CATL’nin Macaristan’da 7,5 milyar avroluk bir yatırımla yıllık 100 GWh kapasiteli dev bir lityum batarya fabrikası kuracağını açıklamasının ardından Mercedes-Benz, Çinli batarya üreticisinden daha fazla tedarik yapılacağını duyurdu.
Mercedes-Benz ve CATL’nin 2020 yılından beri süren ve gün geçtikte gelişen ortaklıkları yeni bir boyut kazanıyor. Alman otomotiv devinin önümüzdeki günlerde inşasına başlanacak olan CATL’nin Macaristan fabrikasında üretilecek piller için ilk müşteri olacağı ve “en büyük ilk sipariş hacmine” sahip olduğu açıklandı.
Piyasa koşulları elverdiği takdirde içinde bulunduğumuz on yılın sonunda tamamen elektrikli araç üretimine geçmeyi hedeflediğini açıklayan Mercedes’in böyle bir senaryoda yıllık 200 GWh’ye kadar batarya temin edeceği tahmin ediliyor. Bu denli yüksek bir hacmin de dördü Avrupa’da olmak üzere toplam sekiz lityum-iyon pil fabrikasından sağlanması bekleniyor.

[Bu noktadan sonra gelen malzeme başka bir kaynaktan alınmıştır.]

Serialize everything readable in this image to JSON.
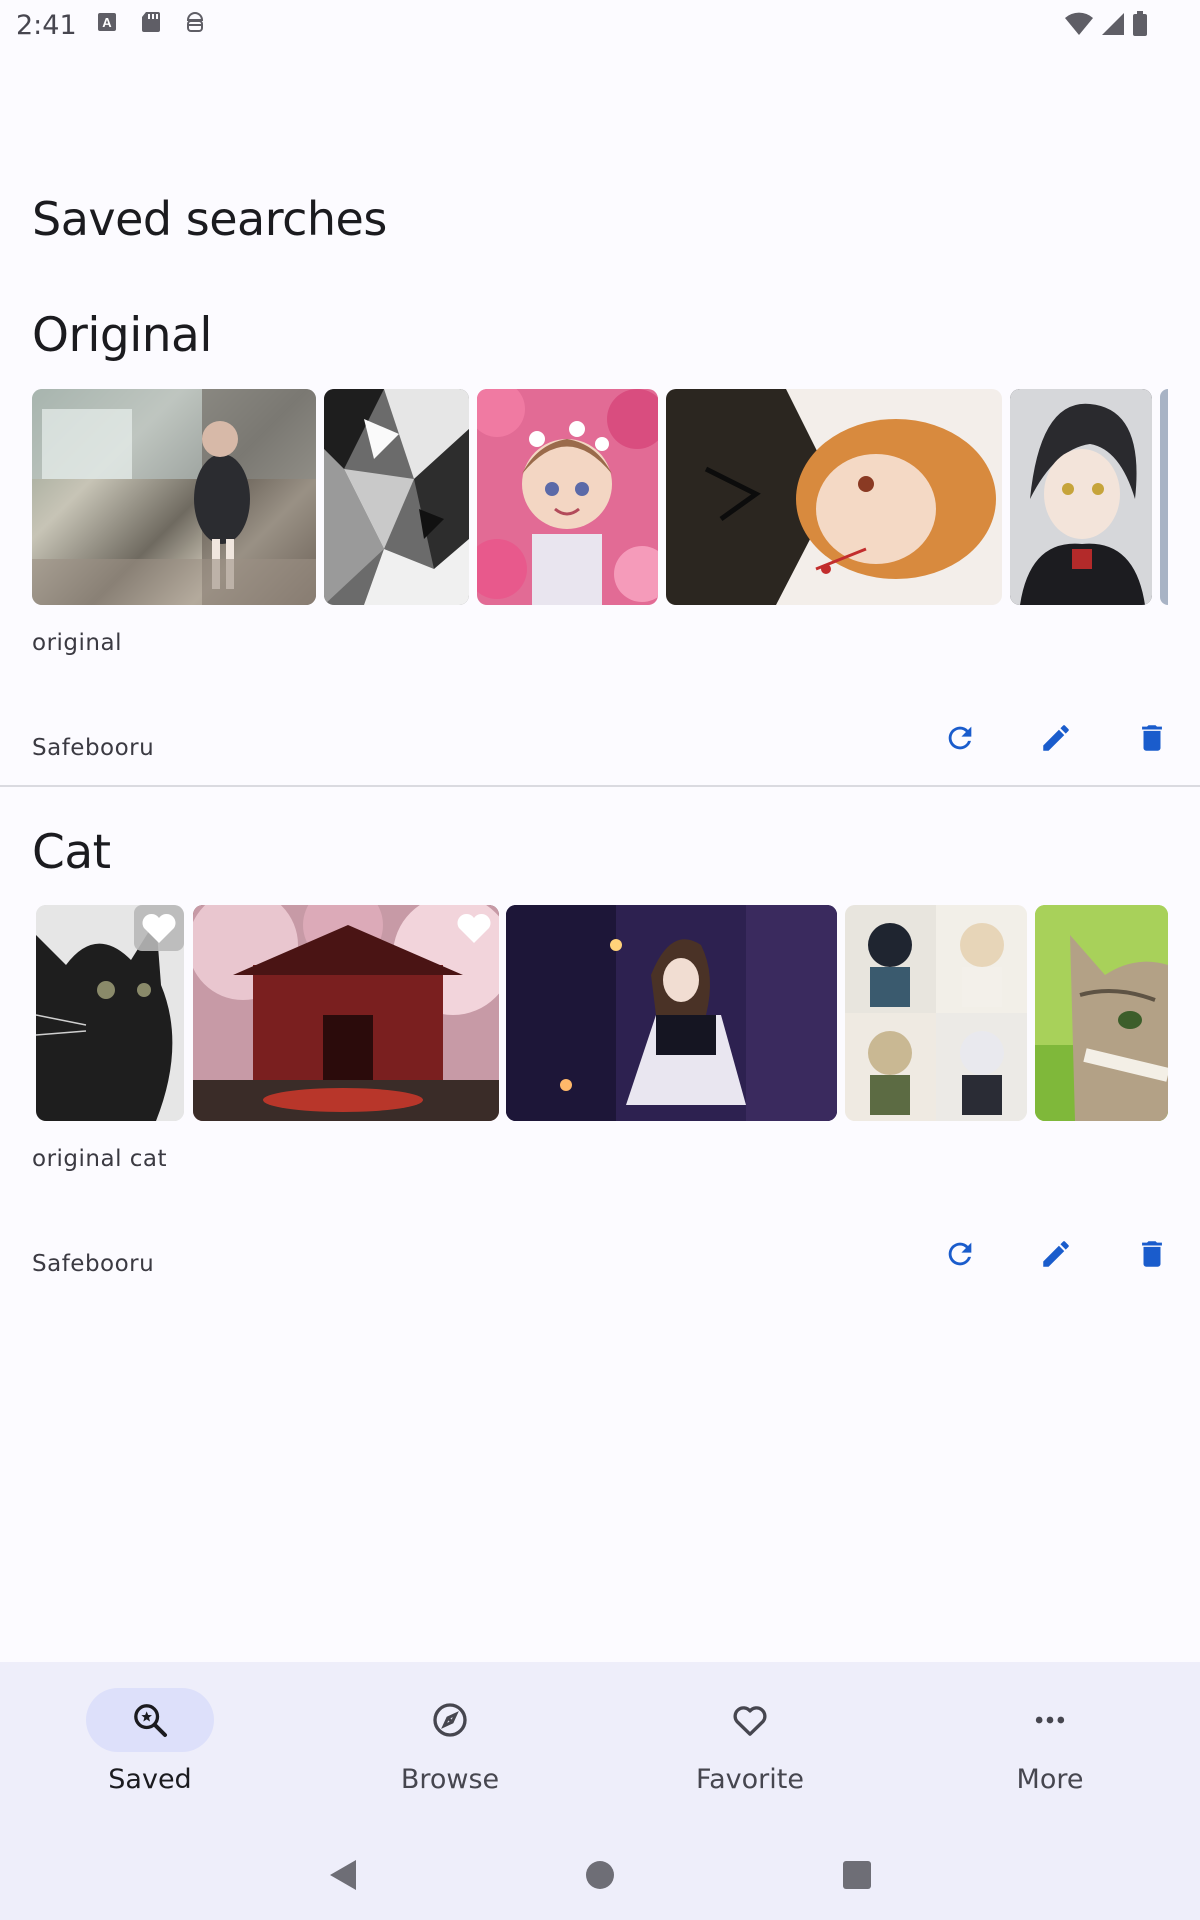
{
  "status_bar": {
    "time": "2:41",
    "left_icons": [
      "keyboard-a-icon",
      "sd-card-icon",
      "android-debug-icon"
    ],
    "right_icons": [
      "wifi-icon",
      "cell-signal-icon",
      "battery-icon"
    ]
  },
  "page_title": "Saved searches",
  "searches": [
    {
      "title": "Original",
      "query": "original",
      "source": "Safebooru",
      "thumbnails": [
        "cafe-maid-image",
        "monochrome-art-image",
        "flower-girl-image",
        "red-hair-boy-image",
        "dark-hair-boy-image",
        "partial-image"
      ]
    },
    {
      "title": "Cat",
      "query": "original cat",
      "source": "Safebooru",
      "thumbnails": [
        "black-cat-image",
        "cherry-blossom-temple-image",
        "night-maid-image",
        "chibi-grid-image",
        "tabby-cat-image"
      ]
    }
  ],
  "actions": {
    "refresh": "refresh-icon",
    "edit": "edit-pencil-icon",
    "delete": "trash-icon"
  },
  "colors": {
    "accent": "#1a5ccc",
    "nav_active_pill": "#dde0fa",
    "background": "#fcfbff",
    "nav_background": "#eeeefa"
  },
  "bottom_nav": {
    "items": [
      {
        "label": "Saved",
        "icon": "search-star-icon",
        "active": true
      },
      {
        "label": "Browse",
        "icon": "compass-icon",
        "active": false
      },
      {
        "label": "Favorite",
        "icon": "heart-icon",
        "active": false
      },
      {
        "label": "More",
        "icon": "more-dots-icon",
        "active": false
      }
    ]
  },
  "system_nav": [
    "back-icon",
    "home-icon",
    "recents-icon"
  ]
}
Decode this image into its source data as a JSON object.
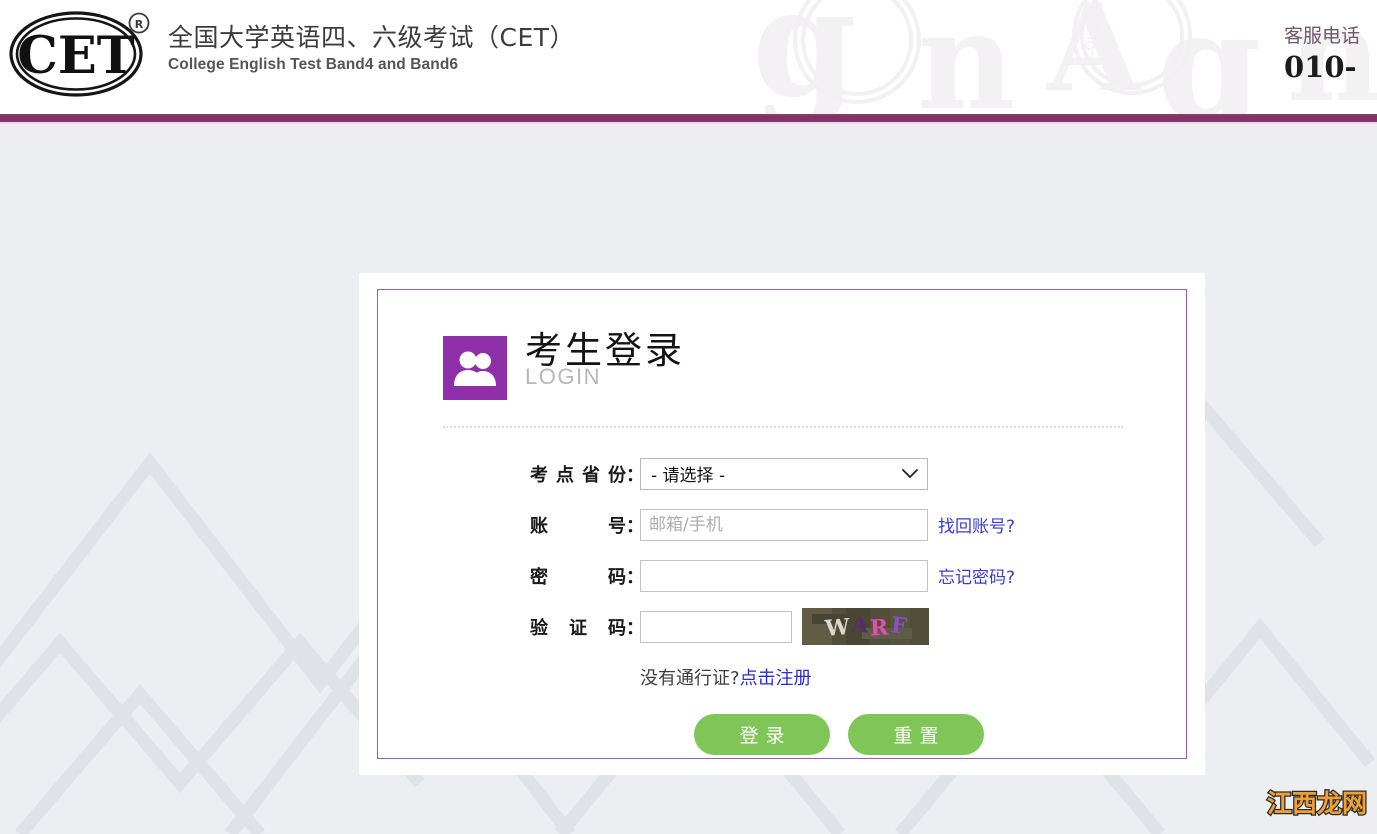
{
  "header": {
    "logo_text": "CET",
    "logo_registered_mark": "®",
    "brand_cn": "全国大学英语四、六级考试（CET）",
    "brand_en": "College English Test Band4 and Band6",
    "hotline_label": "客服电话",
    "hotline_number": "010-"
  },
  "login": {
    "icon_name": "two-users-icon",
    "title": "考生登录",
    "subtitle": "LOGIN",
    "fields": {
      "province": {
        "label": "考点省份",
        "colon": "：",
        "value": "- 请选择 -",
        "caret": "chevron-down-icon"
      },
      "account": {
        "label": "账号",
        "label_spaced": "账    号",
        "colon": "：",
        "value": "",
        "placeholder": "邮箱/手机",
        "side_link": "找回账号?"
      },
      "password": {
        "label": "密码",
        "label_spaced": "密    码",
        "colon": "：",
        "value": "",
        "placeholder": "",
        "side_link": "忘记密码?"
      },
      "captcha": {
        "label": "验证码",
        "label_spaced": "验 证 码",
        "colon": "：",
        "value": "",
        "placeholder": "",
        "image_text": "WARF",
        "letters": [
          "W",
          "A",
          "R",
          "F"
        ]
      }
    },
    "register_prompt": "没有通行证?",
    "register_link": "点击注册",
    "login_button": "登录",
    "reset_button": "重置"
  },
  "watermark": {
    "text": "江西龙网"
  },
  "colors": {
    "divider_purple": "#7e3163",
    "panel_border_purple": "#9b59b6",
    "login_icon_purple": "#8e2ea8",
    "button_green": "#80c558",
    "link_blue": "#2b2bd6",
    "page_background": "#eceef1",
    "watermark_orange": "#f0a030"
  }
}
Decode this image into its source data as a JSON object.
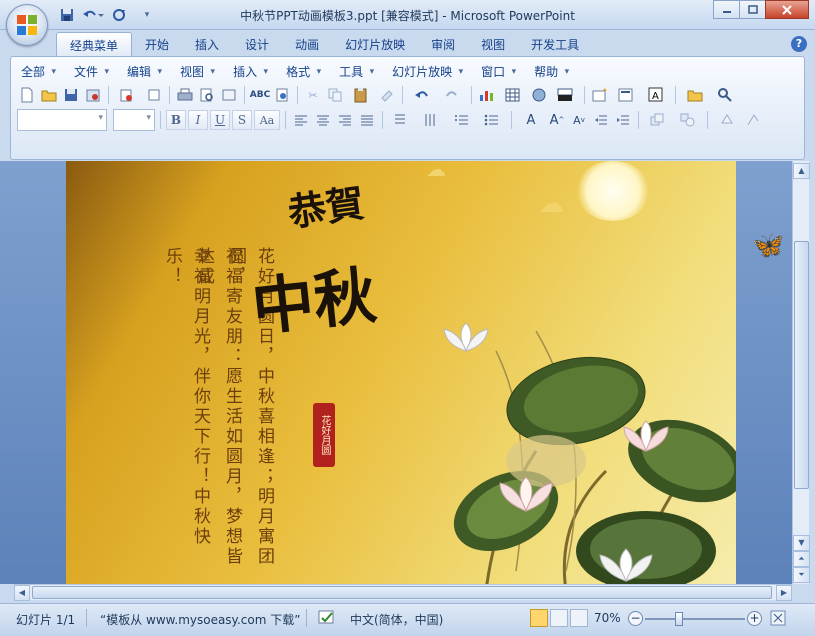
{
  "window": {
    "title": "中秋节PPT动画模板3.ppt [兼容模式] - Microsoft PowerPoint"
  },
  "qat": {
    "icons": [
      "save-icon",
      "undo-icon",
      "redo-icon",
      "customize-qat-icon"
    ]
  },
  "tabs": [
    {
      "label": "经典菜单",
      "active": true
    },
    {
      "label": "开始"
    },
    {
      "label": "插入"
    },
    {
      "label": "设计"
    },
    {
      "label": "动画"
    },
    {
      "label": "幻灯片放映"
    },
    {
      "label": "审阅"
    },
    {
      "label": "视图"
    },
    {
      "label": "开发工具"
    }
  ],
  "menubar": [
    "全部",
    "文件",
    "编辑",
    "视图",
    "插入",
    "格式",
    "工具",
    "幻灯片放映",
    "窗口",
    "帮助"
  ],
  "format_buttons": [
    "B",
    "I",
    "U",
    "S",
    "Aa"
  ],
  "slide": {
    "vertical_text_1": "花好月圆日，中秋喜相逢；明月寓团圆，",
    "vertical_text_2": "祝福寄友朋：愿生活如圆月，梦想皆达成",
    "vertical_text_3": "幸福明月光，伴你天下行！中秋快乐！",
    "calligraphy_top": "恭賀",
    "calligraphy_main": "中秋",
    "seal_text": "花好月圆"
  },
  "status": {
    "slide_info": "幻灯片 1/1",
    "theme": "“模板从 www.mysoeasy.com 下载”",
    "language": "中文(简体，中国)",
    "zoom": "70%"
  },
  "colors": {
    "ribbon_text": "#15428b",
    "slide_gold": "#e9bd3c",
    "seal_red": "#b1211e"
  }
}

Bu da fabrika başına ortalama 25 GWh’lik bir kapasite anlamına gelmekte.
CATL’nin Macaristan’da inşa edeceği fabrikanın yeni nesil elektrikli Mercedes’lerde kullanılacak pilleri üretmesi bekleniyor. 2024 yılı itibarıyla EQA ve EQB gibi bazı modellerin LFP (Lityum Demir Fosfat) pillerle üretileceği ve CATL’nin de LFP pillerdeki uzmanlığı göz önüne alındığında bu beklenti gayet gerçekçi gözükmekte.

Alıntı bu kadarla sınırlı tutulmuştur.